Sayangnya saat Agatha mengendap dan mencari kunci di kegelapan, tiba-tiba lampu menyala. Perempuan itu terkesiap, dia tak berani langsung berbalik.

"Nyari apa, Kak? Kunci gerbang, ya?"

Suara bariton Mukhlis Rahmani membuat Agatha kehilangan nyali. Begitu dia berbalik, nyawanya seperti terlepas dari raga. Robin yang menunggunya di luar gerbang kini meronta dalam pegangan Mang Parman dan Mang Tono. Penjaga dan Sopir keluarga Rahmani.

Maudy dan perempuan paruh baya melihat dengan tatapan sedih.

"Lo pasti biang keroknya!" bentak Agatha, perempuan itu hilang kendali dia hendak menyerang Maudy tetapi terhalang Sartika, Ibu kandung Agatha.

"Lepas, Bu. Dia harus dikasih pelajaran karena selalu ikut campur urusanku."

"Agatha, stop, Nak. Sudah!" Sartika berteriak. Dipegangnya pundak Agatha dia guncang sedikit, berharap anak perempuannya sadar dan tidak terus-menerus melakukan kejahatan.

"Ibu belain iblis kecil itu?"

Sartika tidak tahan lagi, tangan yang semula terkepal kini melayang dan mendarat di pipi mulus Agatha. Menimbulkan suara pekikan dan juga rontaan Robin dari pegangan dua pria berbadan tinggi besar.

"Kamu iblis yang tidak tahu terima kasih. Tanpa Maudy dan keluarganya kita selamanya akan jadi gembel!"

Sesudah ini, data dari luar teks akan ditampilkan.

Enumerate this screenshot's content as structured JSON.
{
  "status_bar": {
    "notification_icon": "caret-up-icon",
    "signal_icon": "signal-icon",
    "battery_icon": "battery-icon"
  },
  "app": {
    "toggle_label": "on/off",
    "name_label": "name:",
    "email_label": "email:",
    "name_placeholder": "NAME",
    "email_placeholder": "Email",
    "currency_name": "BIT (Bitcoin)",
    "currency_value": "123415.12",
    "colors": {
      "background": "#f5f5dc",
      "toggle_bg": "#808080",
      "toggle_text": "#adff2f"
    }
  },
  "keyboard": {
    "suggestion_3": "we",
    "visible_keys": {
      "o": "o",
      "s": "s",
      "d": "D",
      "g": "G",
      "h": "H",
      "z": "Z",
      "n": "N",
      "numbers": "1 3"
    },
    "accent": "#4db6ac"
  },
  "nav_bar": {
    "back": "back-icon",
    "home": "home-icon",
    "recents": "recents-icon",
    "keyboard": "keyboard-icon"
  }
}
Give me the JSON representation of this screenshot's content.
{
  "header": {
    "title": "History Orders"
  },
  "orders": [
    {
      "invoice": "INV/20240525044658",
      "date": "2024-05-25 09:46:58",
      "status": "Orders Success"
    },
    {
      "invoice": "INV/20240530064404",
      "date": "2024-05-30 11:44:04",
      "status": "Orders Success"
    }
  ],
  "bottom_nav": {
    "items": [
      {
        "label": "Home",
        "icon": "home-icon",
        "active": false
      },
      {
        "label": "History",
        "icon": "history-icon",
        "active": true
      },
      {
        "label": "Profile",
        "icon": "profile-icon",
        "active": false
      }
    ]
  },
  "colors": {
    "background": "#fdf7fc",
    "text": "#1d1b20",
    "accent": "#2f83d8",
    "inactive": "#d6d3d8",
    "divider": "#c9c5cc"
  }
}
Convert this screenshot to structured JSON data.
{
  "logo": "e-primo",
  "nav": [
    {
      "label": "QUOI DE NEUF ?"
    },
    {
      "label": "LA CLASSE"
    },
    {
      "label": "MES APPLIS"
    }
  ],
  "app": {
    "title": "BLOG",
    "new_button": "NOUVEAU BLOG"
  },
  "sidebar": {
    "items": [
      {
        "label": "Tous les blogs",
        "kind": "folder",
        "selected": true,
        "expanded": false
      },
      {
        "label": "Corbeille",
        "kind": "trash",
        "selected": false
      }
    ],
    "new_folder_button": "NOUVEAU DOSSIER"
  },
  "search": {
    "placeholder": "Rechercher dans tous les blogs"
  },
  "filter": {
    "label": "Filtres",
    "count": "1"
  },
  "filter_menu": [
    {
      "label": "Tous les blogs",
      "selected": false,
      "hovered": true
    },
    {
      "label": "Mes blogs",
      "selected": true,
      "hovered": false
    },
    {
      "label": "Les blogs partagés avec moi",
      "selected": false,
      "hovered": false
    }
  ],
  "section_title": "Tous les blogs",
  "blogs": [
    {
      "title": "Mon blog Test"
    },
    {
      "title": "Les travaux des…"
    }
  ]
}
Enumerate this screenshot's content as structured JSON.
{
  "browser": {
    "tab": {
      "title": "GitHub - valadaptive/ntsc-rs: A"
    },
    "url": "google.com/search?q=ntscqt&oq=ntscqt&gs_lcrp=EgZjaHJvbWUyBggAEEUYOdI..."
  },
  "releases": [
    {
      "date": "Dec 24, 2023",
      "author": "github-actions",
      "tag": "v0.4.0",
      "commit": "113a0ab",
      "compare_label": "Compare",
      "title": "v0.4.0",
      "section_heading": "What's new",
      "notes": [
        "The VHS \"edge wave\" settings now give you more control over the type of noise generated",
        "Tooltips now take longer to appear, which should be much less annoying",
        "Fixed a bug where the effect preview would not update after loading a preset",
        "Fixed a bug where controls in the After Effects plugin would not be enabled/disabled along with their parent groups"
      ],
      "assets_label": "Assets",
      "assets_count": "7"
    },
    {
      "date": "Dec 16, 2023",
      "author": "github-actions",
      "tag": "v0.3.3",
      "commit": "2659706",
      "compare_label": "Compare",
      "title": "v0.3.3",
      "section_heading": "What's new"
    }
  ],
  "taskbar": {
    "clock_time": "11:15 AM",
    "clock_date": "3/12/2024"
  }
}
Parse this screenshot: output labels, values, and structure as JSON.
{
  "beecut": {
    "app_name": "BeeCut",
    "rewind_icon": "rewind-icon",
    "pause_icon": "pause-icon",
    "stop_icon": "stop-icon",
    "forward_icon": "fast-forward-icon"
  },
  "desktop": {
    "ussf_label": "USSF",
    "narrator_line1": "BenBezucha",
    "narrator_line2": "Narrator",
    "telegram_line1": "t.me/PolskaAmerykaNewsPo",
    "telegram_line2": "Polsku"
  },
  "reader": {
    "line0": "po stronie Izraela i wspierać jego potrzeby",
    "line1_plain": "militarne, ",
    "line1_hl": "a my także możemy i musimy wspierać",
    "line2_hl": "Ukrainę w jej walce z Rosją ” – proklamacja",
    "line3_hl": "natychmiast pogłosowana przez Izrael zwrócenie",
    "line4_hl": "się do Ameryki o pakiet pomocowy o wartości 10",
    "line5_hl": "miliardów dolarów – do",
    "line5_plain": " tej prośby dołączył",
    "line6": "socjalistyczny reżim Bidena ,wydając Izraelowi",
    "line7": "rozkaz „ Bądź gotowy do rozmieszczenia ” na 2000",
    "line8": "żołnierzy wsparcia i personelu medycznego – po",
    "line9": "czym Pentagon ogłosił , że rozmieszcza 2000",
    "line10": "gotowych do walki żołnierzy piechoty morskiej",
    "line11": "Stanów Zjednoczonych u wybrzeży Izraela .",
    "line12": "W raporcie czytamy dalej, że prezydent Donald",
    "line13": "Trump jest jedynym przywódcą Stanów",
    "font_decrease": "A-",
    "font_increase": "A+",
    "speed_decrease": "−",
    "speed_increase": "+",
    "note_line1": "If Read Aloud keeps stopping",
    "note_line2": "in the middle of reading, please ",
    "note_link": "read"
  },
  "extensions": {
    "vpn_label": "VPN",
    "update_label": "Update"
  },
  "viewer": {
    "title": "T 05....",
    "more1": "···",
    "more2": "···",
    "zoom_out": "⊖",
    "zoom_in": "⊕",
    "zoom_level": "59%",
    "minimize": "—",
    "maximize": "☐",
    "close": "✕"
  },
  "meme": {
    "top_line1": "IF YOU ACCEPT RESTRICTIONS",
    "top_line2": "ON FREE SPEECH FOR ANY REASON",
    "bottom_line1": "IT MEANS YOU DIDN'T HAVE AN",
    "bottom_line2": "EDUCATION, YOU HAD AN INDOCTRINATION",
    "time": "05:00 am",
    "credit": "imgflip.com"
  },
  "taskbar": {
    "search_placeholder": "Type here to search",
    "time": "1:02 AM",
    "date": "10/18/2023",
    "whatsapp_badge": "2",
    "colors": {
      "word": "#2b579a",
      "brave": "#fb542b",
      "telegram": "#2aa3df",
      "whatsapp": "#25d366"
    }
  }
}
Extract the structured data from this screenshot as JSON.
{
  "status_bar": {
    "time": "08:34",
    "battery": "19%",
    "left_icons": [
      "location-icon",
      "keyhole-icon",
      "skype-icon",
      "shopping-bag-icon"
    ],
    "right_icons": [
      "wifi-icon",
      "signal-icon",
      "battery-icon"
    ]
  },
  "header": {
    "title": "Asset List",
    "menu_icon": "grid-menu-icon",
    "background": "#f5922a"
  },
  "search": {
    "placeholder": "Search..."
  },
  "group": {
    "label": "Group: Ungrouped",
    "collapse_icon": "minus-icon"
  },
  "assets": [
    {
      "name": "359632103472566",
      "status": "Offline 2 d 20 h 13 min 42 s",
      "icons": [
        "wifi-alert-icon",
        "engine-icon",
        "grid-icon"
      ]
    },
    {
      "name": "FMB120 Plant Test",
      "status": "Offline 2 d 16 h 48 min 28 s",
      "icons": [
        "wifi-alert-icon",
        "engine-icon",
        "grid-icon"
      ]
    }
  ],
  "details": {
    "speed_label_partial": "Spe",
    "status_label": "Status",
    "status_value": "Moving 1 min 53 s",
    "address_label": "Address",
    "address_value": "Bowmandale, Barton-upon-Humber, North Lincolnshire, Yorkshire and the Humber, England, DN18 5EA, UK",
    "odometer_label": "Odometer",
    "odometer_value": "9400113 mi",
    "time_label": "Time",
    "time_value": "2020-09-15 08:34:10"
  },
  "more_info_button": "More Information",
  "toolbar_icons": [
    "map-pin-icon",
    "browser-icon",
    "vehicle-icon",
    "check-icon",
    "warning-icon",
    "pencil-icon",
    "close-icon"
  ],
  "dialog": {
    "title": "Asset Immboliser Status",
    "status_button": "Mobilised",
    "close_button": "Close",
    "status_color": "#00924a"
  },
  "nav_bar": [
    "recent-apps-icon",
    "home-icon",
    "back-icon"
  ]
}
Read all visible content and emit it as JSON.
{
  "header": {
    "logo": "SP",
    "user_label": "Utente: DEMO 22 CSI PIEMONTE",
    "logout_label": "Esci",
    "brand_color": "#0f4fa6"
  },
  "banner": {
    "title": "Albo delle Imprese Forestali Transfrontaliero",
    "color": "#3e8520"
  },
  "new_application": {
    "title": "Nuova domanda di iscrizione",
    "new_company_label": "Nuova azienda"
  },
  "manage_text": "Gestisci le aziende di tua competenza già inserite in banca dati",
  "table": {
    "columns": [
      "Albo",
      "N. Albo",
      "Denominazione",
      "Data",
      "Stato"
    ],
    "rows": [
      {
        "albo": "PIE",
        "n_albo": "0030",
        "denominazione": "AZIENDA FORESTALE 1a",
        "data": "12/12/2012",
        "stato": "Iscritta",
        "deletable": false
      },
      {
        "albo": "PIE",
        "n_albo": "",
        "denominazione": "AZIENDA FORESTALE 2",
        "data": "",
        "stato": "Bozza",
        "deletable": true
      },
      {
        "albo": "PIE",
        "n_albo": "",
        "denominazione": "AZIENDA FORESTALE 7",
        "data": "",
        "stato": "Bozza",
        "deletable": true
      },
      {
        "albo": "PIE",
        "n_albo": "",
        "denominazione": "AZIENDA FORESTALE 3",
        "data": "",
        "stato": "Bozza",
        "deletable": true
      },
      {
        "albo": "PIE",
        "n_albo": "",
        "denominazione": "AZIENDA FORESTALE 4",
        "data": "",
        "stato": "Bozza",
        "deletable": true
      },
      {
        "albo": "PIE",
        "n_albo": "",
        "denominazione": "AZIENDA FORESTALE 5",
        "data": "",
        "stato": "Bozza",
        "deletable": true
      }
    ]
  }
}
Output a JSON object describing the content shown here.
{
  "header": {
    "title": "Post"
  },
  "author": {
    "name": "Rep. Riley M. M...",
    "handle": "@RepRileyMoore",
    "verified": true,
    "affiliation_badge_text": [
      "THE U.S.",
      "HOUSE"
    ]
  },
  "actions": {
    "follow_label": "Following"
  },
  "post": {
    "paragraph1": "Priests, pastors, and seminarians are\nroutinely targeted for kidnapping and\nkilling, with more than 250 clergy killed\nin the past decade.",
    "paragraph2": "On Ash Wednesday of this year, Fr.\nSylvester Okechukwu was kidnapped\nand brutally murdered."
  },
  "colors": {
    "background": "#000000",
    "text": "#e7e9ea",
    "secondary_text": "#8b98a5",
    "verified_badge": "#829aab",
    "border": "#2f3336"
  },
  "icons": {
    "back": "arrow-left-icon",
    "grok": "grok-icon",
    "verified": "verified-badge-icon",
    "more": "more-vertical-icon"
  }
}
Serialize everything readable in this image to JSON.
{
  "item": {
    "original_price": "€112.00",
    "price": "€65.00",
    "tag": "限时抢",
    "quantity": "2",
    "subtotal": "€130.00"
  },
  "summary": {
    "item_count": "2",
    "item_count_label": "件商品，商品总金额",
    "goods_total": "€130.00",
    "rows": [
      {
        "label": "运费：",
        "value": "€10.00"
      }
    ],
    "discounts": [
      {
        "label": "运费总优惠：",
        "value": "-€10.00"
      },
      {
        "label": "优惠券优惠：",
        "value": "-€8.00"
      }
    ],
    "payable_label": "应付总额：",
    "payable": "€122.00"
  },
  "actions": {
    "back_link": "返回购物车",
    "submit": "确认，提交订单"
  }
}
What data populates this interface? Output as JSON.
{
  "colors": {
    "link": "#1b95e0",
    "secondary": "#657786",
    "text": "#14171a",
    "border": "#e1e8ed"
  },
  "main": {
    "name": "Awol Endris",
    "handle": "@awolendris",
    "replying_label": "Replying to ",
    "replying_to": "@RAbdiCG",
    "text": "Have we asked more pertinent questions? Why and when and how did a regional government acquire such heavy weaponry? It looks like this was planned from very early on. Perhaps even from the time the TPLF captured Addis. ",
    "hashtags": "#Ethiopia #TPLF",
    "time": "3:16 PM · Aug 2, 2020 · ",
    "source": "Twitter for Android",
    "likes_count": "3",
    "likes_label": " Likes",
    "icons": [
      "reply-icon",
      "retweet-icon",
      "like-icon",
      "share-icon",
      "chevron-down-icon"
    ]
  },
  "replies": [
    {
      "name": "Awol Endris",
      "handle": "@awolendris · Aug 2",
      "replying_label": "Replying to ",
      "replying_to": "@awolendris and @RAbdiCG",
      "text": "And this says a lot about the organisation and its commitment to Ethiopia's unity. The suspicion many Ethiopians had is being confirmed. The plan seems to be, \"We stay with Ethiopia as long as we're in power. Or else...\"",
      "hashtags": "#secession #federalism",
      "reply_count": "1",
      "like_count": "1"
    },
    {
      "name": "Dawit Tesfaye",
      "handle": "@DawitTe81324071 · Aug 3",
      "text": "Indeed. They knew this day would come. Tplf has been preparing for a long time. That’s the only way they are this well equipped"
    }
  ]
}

Maudy mendekat dan berusaha mendekap Sartika. Perempuan yang dia anggap sebagai ibu kandungnya itu kini terluka karena ulah anak perempuannya.

"Kak," panggil Maudy, suaranya serak. Dia sebenarnya tidak mau melakukan ini, menjebak sang kakak sampai tertangkap basah seperti sekarang ini. Hanya saja, sudah banyak kerugian yang disebabkan oleh Agatha.

"Diem Lo!"

Agatha meraih kunci yang berhasil dia temukan, lalu lari meninggalkan ruangan itu. Sayangnya dari luar, datang Dirga, kakak tertua dari Maudy. Dia yang membantu membongkar semua kebusukan Agatha.

"Saya minta semua duduk, kita dengarkan penjelasan dari Agatha. Kakak, mau, kan jelaskan semua sama Bapak?" Mukhlis tahu, anak tirinya takut dan hormat kepadanya. Dia berusaha bertanya baik-baik berharap semua bisa diselesaikan dengan baik.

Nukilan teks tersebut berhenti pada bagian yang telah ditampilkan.